Since Dr. Vandana Shiva is featured in this film, I'm promoting it.

What follows is cross-posted from the Huffington Post. Please click on the title to link back.

Catherine Ingram

Catherine Ingram

Posted: January 19, 2011 05:39 PM
What An Inconvenient Truth did for understanding climate change, a new film, The Economics of Happiness, is sure to do for understanding localization versus globalization. Even for those who are well versed in the negative effects of globalization, this film will further expose the systemic structures that drive the machine. But the film also offers hope in examples of the ways that localization could save us. I know of no other film that so clearly explains both of these divergent paths into the future.
Interspersed with interviews with some of the leading ecologists and thinkers of our time (Bill McKibben, David Korten, Vandana Shiva, Richard Heinberg, U.K. member of parliament Zac Goldsmith, and many others), the film chronicles a worldwide movement for localization that is underway.
But the first part of the film looks at what economic globalization has wrought. In sometimes heart-breaking imagery, the film exposes many of the effects of globalization; the ways that it destroys livelihoods and foments conflicts; the ways that people are forced off their lands, in many cases having those lands appropriated by governments doing the bidding of corporations. As Vandana Shiva, the renowned ecologist and physicist, says in the film, this process has driven 100,000 Indian farmers to suicide -- and this is just one tragic example of many.
One of the thorniest issues to understand is that of global trade, which is widely assumed to be beneficial, even in the most progressive circles. However, we see in the film the ways in which global trade is destroying the environment as countries routinely import and export massive quantities of identical products. For instance, the U.K. exports as much butter and milk as it imports. The U.S. exports about 900,000 tons of beef and veal and imports roughly the same quantities. All of this wasteful trade massively contributes to CO2 emissions and is only possible because our tax dollars go to trans-national corporations in the form of hidden subsidies.
Globalization also causes feelings of alienation. As we see in the film, young people in the less industrialized parts of the world are made to feel backward and inferior in contrast to the romanticized media images of the West. Even in the West, where marketing now targets children at earlier and earlier ages, the message is, you are not enough. You need the latest fashions, the latest technological devices, the perfect body and face to be someone. These pressures are linked to a worldwide epidemic of depression and psychological disorders.
But The Economics of Happiness, as one would surmise from its title, is not a picture of gloom. The film convincingly depicts the multiple benefits of localization. "It's not only a better way, it is inevitable," says filmmaker Helena Norberg-Hodge.
"As the price of energy escalates and as the global economy becomes even more destabilized, we will have no choice but to turn to each other. If we start now, instead of waiting for further collapse, we will have a better chance of building up more diversified and thriving local economies, and we will be happier for it."

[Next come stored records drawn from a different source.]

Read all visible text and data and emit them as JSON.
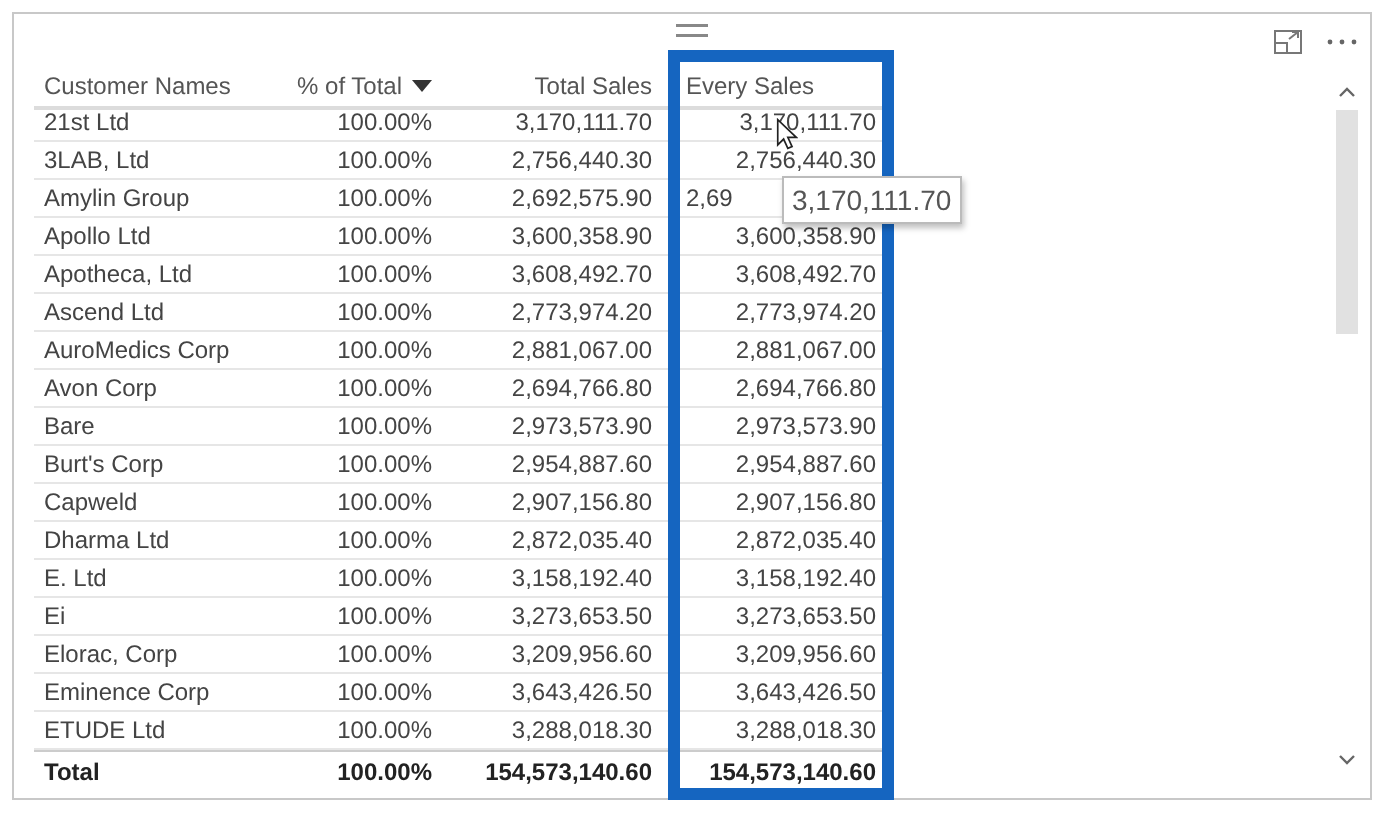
{
  "columns": [
    {
      "label": "Customer Names",
      "sorted": false
    },
    {
      "label": "% of Total",
      "sorted": true
    },
    {
      "label": "Total Sales",
      "sorted": false
    },
    {
      "label": "Every Sales",
      "sorted": false
    }
  ],
  "rows": [
    {
      "name": "21st Ltd",
      "pct": "100.00%",
      "total": "3,170,111.70",
      "every": "3,170,111.70",
      "covered": false
    },
    {
      "name": "3LAB, Ltd",
      "pct": "100.00%",
      "total": "2,756,440.30",
      "every": "2,756,440.30",
      "covered": false
    },
    {
      "name": "Amylin Group",
      "pct": "100.00%",
      "total": "2,692,575.90",
      "every": "2,69",
      "covered": true
    },
    {
      "name": "Apollo Ltd",
      "pct": "100.00%",
      "total": "3,600,358.90",
      "every": "3,600,358.90",
      "covered": false
    },
    {
      "name": "Apotheca, Ltd",
      "pct": "100.00%",
      "total": "3,608,492.70",
      "every": "3,608,492.70",
      "covered": false
    },
    {
      "name": "Ascend Ltd",
      "pct": "100.00%",
      "total": "2,773,974.20",
      "every": "2,773,974.20",
      "covered": false
    },
    {
      "name": "AuroMedics Corp",
      "pct": "100.00%",
      "total": "2,881,067.00",
      "every": "2,881,067.00",
      "covered": false
    },
    {
      "name": "Avon Corp",
      "pct": "100.00%",
      "total": "2,694,766.80",
      "every": "2,694,766.80",
      "covered": false
    },
    {
      "name": "Bare",
      "pct": "100.00%",
      "total": "2,973,573.90",
      "every": "2,973,573.90",
      "covered": false
    },
    {
      "name": "Burt's Corp",
      "pct": "100.00%",
      "total": "2,954,887.60",
      "every": "2,954,887.60",
      "covered": false
    },
    {
      "name": "Capweld",
      "pct": "100.00%",
      "total": "2,907,156.80",
      "every": "2,907,156.80",
      "covered": false
    },
    {
      "name": "Dharma Ltd",
      "pct": "100.00%",
      "total": "2,872,035.40",
      "every": "2,872,035.40",
      "covered": false
    },
    {
      "name": "E. Ltd",
      "pct": "100.00%",
      "total": "3,158,192.40",
      "every": "3,158,192.40",
      "covered": false
    },
    {
      "name": "Ei",
      "pct": "100.00%",
      "total": "3,273,653.50",
      "every": "3,273,653.50",
      "covered": false
    },
    {
      "name": "Elorac, Corp",
      "pct": "100.00%",
      "total": "3,209,956.60",
      "every": "3,209,956.60",
      "covered": false
    },
    {
      "name": "Eminence Corp",
      "pct": "100.00%",
      "total": "3,643,426.50",
      "every": "3,643,426.50",
      "covered": false
    },
    {
      "name": "ETUDE Ltd",
      "pct": "100.00%",
      "total": "3,288,018.30",
      "every": "3,288,018.30",
      "covered": false
    }
  ],
  "total": {
    "name": "Total",
    "pct": "100.00%",
    "total": "154,573,140.60",
    "every": "154,573,140.60"
  },
  "tooltip": {
    "text": "3,170,111.70"
  }
}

Norberg Hodge and her organization, the International Society for Ecology and Culture, have been promoting localization for over three decades on every continent. These experiences have provided unique insights into the connection between well-being and a more localized life -- a life in which our basic needs are met closer to home.

"Localization is about connection," says Norberg-Hodge. "It is about re-establishing our interdependence with others as well as with the natural world around us. And this connection is fundamental to our very happiness." In the faltering cracks of the global economy, these are the real "green shoots" to be hopeful about.